Em minha opinião, a introdução de ferramentas de IA nos tribunais é incontornável. Mas ainda não chegámos ao tempo em que o juiz-robô substitui a justiça humana pela decisão “judicial” artificial.
O problema das elevadas pendências e a inerente morosidade dos tribunais afeta o acesso dos cidadãos e das empresas à justiça, num mundo caraterizado pela crescente complexidade regulatória e dos problemas sociais.
Num encontro sobre o ecossistema de inovação e de tecnologia jurídicas, promovido pela AB2L e o Instituto de Conhecimento, foi referida uma das vias tecnológicas para descongestionar tribunais: a adoção de mecanismos pré-judiciais online de resolução de conflitos, tal como o portal Consumidor.gov.br, resultante da colaboração entre o Ministério da Justiça do Brasil e um conjunto de empresas. Experiências similares, envolvendo conciliação e mediação online, têm sido desenvolvidas em diferentes jurisdições.
Outras das vias para o descongestionamento é a rápida desconsideração de recursos inadmissíveis. No Brasil, o Supremo Tribunal Federal (STF) conta com o sistema Victor, que permite filtrar o acesso a este tribunal, no caso dos recursos (extraordinários) de repercussão geral. Este filtro de IA permite reduzir a quatro minutos o tempo da decisão, num país marcado por muitos milhões de processos em atraso.

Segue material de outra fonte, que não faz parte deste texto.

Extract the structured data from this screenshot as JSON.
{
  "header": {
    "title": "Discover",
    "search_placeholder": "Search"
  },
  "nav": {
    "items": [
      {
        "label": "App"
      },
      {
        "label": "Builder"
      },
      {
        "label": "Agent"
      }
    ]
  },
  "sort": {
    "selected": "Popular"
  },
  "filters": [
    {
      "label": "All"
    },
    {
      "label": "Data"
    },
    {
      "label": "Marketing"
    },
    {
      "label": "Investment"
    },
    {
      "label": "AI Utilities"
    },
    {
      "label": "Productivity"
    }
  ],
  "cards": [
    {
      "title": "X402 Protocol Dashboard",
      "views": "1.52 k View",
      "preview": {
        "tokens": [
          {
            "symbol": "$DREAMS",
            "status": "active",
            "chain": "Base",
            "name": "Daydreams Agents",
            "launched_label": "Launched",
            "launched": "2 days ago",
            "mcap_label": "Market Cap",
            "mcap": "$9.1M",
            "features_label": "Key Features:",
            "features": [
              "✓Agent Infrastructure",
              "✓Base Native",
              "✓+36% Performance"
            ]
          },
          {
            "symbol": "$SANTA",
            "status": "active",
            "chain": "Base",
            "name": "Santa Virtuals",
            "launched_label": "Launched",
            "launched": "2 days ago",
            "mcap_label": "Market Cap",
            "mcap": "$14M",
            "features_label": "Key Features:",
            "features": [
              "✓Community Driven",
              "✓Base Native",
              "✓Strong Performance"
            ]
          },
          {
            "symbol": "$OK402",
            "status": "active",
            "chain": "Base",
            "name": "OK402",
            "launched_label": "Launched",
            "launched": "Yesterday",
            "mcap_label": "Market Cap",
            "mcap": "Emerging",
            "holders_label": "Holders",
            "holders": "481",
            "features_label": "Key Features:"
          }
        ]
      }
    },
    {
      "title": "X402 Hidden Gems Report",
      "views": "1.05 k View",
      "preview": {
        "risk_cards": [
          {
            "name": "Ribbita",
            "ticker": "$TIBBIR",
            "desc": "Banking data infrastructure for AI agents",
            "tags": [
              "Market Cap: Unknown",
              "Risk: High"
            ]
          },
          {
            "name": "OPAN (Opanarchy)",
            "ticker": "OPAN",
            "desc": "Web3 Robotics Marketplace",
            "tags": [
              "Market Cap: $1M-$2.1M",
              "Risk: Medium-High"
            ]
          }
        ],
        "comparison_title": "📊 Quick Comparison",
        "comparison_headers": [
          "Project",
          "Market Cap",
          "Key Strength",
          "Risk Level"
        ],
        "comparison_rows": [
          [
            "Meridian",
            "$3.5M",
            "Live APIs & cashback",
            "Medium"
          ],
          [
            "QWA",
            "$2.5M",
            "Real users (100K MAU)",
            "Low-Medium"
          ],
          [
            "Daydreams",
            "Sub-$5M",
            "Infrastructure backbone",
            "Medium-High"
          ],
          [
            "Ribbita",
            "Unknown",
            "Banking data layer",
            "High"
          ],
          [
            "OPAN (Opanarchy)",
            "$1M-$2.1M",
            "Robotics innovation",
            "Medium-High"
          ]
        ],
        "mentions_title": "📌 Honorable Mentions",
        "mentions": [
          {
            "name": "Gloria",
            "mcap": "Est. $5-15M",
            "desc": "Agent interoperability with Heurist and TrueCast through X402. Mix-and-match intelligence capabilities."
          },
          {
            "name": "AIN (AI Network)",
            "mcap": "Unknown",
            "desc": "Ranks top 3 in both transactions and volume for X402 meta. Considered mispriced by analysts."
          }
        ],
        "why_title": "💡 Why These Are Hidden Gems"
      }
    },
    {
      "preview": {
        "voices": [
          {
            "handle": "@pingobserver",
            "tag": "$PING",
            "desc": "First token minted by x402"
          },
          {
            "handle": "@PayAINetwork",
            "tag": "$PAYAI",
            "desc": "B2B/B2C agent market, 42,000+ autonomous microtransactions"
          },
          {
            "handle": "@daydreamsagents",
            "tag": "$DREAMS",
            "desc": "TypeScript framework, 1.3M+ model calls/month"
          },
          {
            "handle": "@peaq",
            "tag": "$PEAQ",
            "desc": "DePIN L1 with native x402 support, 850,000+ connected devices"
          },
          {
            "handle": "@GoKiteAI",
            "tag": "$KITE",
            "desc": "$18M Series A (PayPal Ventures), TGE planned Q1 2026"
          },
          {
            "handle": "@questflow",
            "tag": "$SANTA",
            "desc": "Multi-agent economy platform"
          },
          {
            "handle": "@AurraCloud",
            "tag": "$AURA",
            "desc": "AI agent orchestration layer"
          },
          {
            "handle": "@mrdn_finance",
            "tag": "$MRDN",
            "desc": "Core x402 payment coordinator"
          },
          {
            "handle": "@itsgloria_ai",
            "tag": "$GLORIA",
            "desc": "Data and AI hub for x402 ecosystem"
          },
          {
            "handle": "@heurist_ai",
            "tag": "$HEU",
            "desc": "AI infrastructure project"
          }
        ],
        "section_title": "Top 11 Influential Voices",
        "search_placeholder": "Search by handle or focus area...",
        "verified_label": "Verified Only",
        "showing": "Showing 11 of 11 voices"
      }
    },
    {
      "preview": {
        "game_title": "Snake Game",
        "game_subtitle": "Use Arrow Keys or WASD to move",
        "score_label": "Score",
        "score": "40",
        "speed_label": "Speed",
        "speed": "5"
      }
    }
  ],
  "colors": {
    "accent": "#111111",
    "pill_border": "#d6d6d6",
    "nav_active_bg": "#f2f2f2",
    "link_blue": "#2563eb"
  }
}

Esta é apenas uma das soluções tecnológicas adotadas neste país, já que muitas outras vieram a concretizar-se: entre elas, Rafa e VictorIA, também no STF, e Sócrates, no Supremo Tribunal de Justiça (STJ). Dois terços dos tribunais brasileiros desenvolvem projetos de aplicação da IA, segundo dados do Conselho Nacional de Justiça, que criou o Grupo de Trabalho sobre Inteligência Artificial no Poder Judiciário.
Uma experiência tecnológica recente é a do Civil Resolution Tribunal, no Canadá (British Columbia), que, de forma online, utiliza mecanismos de negociação ou conciliação, e, se estes falharem, proporciona uma decisão do tribunal. Outros permitem explorar online as diferentes vias de resolução de disputas, e até, através de chatbots, prestar informação básica sobre o acesso à justiça (como na Áustria). Outros ainda orientam-se para a previsão de uma decisão, cujo sentido pode ser objeto de acordo entre as partes, como sugerido por Susskind.
O tema do descongestionamento dos tribunais, especialmente na justiça económica, foi há dias objeto de uma discussão multidisciplinar, onde se falou sobre o potencial da IA, em particular da IA generativa, para o efeito.
Em minha opinião, a introdução de ferramentas de IA nos tribunais é incontornável, apesar dos riscos de segurança da informação e dos limites que os sistemas atuais comportam. Em especial no contencioso de massas, bem como em processos de grande complexidade, a IA pode ajudar na automação de tarefas, na pesquisa jurídica, na organização da prova, na sumariação de documentos, na gestão dos processos, e até mesmo na sugestão de soluções ou do sentido da decisão.
É também desejável uma reforma do processo civil que o transporte para o século XXI, estruturado by design para o mundo digital em que vivemos. As tecnologias de realidade virtual e o metaverso podem vir a ganhar tração num novo paradigma.
Mas ainda não chegámos ao tempo em que o juiz-robô substitui a justiça humana pela decisão “judicial” artificial.